We'll be using the CelebFaces Attributes Dataset (CelebA) to train our adversarial networks.
Since the project's main focus is on building the GANs, we've done some of the pre-processing for you. Each of the CelebA images has been cropped to remove parts of the image that don't include a face, then resized down to 64x64x3 NumPy images. Some sample data is show below.
Here is the defined model including discriminator and generator.
Discriminator(
(conv1): Sequential(
(0): Conv2d(3, 32, kernel_size=(4, 4), stride=(2, 2), padding=(1, 1), bias=False)
)
(conv2): Sequential(
(0): Conv2d(32, 64, kernel_size=(4, 4), stride=(2, 2), padding=(1, 1), bias=False)
(1): BatchNorm2d(64, eps=1e-05, momentum=0.1, affine=True, track_running_stats=True)
)
(conv3): Sequential(
(0): Conv2d(64, 128, kernel_size=(4, 4), stride=(2, 2), padding=(1, 1), bias=False)

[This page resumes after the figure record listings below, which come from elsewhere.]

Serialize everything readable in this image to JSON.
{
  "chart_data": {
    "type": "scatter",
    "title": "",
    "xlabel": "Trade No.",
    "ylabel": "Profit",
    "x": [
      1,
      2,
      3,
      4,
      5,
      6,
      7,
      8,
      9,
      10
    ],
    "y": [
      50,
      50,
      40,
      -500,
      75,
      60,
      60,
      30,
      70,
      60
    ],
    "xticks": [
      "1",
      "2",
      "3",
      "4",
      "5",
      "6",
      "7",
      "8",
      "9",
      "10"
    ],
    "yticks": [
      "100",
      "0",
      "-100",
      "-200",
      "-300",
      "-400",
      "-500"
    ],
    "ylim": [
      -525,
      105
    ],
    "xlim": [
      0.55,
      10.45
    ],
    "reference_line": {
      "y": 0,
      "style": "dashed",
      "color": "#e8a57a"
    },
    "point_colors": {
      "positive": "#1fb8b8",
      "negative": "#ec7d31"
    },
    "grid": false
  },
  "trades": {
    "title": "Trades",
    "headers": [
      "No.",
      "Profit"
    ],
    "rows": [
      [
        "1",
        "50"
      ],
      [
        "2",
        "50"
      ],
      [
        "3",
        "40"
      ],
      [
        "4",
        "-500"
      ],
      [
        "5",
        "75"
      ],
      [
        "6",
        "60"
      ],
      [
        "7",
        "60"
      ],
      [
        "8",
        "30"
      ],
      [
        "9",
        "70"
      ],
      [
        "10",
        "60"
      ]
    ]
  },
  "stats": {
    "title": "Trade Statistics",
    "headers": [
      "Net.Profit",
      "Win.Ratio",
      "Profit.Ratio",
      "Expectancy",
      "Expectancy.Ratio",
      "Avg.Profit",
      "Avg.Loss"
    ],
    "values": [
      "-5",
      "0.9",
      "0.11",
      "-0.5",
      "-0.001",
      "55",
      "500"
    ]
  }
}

(1): BatchNorm2d(128, eps=1e-05, momentum=0.1, affine=True, track_running_stats=True)
)
(fc): Linear(in_features=2048, out_features=1, bias=True)
)
Generator(
(fc): Linear(in_features=100, out_features=2048, bias=True)
(t_conv1): Sequential(
(0): ConvTranspose2d(128, 64, kernel_size=(4, 4), stride=(2, 2), padding=(1, 1), bias=False)
(1): BatchNorm2d(64, eps=1e-05, momentum=0.1, affine=True, track_running_stats=True)
)
(t_conv2): Sequential(
(0): ConvTranspose2d(64, 32, kernel_size=(4, 4), stride=(2, 2), padding=(1, 1), bias=False)
(1): BatchNorm2d(32, eps=1e-05, momentum=0.1, affine=True, track_running_stats=True)
)
(t_conv3): Sequential(
(0): ConvTranspose2d(32, 3, kernel_size=(4, 4), stride=(2, 2), padding=(1, 1), bias=False)
)
)
What I notice:
- Most of the generated sample faces are white, and that is due to the dataset is biased
- The generated samples are quite good
- The dataset itself doesn't show the chin part of the face, and it leads to the same issue of our generated samples don't have chin as well.
- The model size are good enough to learn MOST OF the face features such as nose, eyes, hair color, skin color, lips, eyebrow, mustache and so on.
What I can improve this model:
- I wouldl ike to play around with other batch_size, number of epoches in order to find a better and efficient hyperparameters.
- To use in production, I might want to make the model deeper to make sure that it can learn more face features, and can generate more variety of samples.
- Create a deeper model and use it to generate larger (say 128x128) images of faces.
- Read existing literature to see if you can use padding and normalization techniques to generate higher-resolution images.
- Implement a learning rate that evolves over time as they did in this CycleGAN Github repo.
- See if you can extend this model and use a CycleGAN to learn to swap different kinds of faces. For example, learn a mapping between faces that have and do not have eye/lip makeup, as they did in this paper.